Just when you think the song is ending though, he catches us off guard. The guitars are screaming, the drums pounding and as they fade we hear the sound of a rain stick – which in turn becomes the sound of the Native heartbeat drum. What began in anger ends in prayer as Kennetch Charlette of the Cree nation in Canada sings a closing invocation to Gitchie Manitou – roughly translated as Great Spirit.

The prayer is short and sweet and does not seem to have any specific purpose beyond serving as a means of making sure the song is closed. It's as if Xaiver Rudd doesn't want the anger of the song to permeate the rest of the disc or to escape into the world. It's very easy to get trapped and wrapped up in anger at things and forget what's important, and by closing the song off with the prayer he lets us move on to the remainder of the disc without any hangover.

That in itself tells you all you need to know about Xaiver Rudd: he considers the implications of everything he does. It is said that some Native nations won't make important decisions without considering the implications for the next seven generations. It's that philosophy of considering the effects of your actions upon the world that runs throughout Mr. Rudd's songs.
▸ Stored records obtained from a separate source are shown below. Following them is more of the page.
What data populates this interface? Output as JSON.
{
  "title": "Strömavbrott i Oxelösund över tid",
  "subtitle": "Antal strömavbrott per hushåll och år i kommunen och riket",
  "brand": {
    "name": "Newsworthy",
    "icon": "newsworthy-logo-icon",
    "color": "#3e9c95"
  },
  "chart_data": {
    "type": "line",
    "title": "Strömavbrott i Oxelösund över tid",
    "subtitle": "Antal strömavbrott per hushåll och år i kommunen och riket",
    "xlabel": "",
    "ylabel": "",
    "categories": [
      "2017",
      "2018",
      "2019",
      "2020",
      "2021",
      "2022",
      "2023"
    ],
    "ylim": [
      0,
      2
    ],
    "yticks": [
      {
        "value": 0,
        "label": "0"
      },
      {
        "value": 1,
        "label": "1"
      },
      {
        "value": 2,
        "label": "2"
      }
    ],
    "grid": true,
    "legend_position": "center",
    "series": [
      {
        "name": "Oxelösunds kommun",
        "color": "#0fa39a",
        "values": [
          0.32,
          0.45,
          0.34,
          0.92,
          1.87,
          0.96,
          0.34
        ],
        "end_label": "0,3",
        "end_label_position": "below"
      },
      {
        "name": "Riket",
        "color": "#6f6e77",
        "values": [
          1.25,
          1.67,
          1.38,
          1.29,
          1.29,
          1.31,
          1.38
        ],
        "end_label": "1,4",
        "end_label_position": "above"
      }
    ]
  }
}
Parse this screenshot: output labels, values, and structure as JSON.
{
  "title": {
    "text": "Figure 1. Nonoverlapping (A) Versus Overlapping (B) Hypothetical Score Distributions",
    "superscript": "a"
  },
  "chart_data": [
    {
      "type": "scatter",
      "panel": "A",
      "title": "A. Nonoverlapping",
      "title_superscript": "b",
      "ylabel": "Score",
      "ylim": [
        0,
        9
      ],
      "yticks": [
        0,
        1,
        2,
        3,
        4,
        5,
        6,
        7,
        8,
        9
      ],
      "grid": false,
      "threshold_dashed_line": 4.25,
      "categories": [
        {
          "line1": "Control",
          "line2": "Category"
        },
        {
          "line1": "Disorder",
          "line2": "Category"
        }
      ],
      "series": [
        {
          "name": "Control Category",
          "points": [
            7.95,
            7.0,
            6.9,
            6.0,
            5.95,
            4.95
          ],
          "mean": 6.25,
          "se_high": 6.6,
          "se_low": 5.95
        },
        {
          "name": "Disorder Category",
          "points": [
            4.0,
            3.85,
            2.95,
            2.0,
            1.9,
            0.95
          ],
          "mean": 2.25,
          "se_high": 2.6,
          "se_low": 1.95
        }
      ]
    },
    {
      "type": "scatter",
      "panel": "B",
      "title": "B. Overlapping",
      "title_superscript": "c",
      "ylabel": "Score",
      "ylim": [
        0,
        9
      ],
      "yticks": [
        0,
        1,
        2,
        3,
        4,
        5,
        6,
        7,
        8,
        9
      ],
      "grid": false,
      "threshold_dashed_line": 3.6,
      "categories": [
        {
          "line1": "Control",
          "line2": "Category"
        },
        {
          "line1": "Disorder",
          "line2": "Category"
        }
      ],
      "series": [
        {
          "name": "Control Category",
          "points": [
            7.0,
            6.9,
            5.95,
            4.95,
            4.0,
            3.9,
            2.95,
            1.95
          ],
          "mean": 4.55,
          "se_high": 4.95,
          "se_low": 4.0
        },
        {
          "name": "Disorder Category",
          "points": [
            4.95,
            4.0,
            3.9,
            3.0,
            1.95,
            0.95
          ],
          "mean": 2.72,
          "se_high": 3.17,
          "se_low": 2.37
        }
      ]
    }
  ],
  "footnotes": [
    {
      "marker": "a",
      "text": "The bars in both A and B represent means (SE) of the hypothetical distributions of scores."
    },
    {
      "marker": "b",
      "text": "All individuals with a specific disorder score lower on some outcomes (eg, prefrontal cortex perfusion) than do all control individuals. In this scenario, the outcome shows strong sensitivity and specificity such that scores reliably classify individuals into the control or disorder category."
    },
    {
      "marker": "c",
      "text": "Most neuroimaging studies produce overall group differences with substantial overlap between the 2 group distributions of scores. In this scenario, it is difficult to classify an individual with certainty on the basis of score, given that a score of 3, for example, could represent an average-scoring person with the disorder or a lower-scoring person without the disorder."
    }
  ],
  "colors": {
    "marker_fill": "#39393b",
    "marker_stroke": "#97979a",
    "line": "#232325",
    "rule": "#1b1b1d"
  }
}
It may not be anything overt, but behind all the lyrics and the music there's a mind that considers what it is saying and the effect that it will have on the person listening. He has something important to say, but what's even more important to him is how he says it. What's the point of talking about how sacred the land is if you can't express it with love in your heart?

What message are you delivering to people if you continually barrage them with anger and unhappiness? In the first song on the album "Better People" he says "…our children keep growing up with/what they know from what we teach/and what they see…" I've never heard any other popular singer whose lyrics and musical attitude reflects that concern as much as Xavier Rudd.

In White Moth Xavier Rudd draws upon the resources available to him from both the land of his birth and Canada to learn about the sacredness of the land. In his songs he talks not only about how important the planet is, but also how important it is that we act in a manner that we would like our children to emulate.

That's pretty heavy stuff for a pop musician, but he does it without preaching or without any of the holier than thou attitude that you get from to often these days. He sings from his heart without pretence about who he is and what he wants from life and is never sentimental or sappy. White Moth is a great CD by a very gifted individual who actually makes me feel hope for the future.

Thank You Xavier Rudd for this wonderful gift that you've offered us.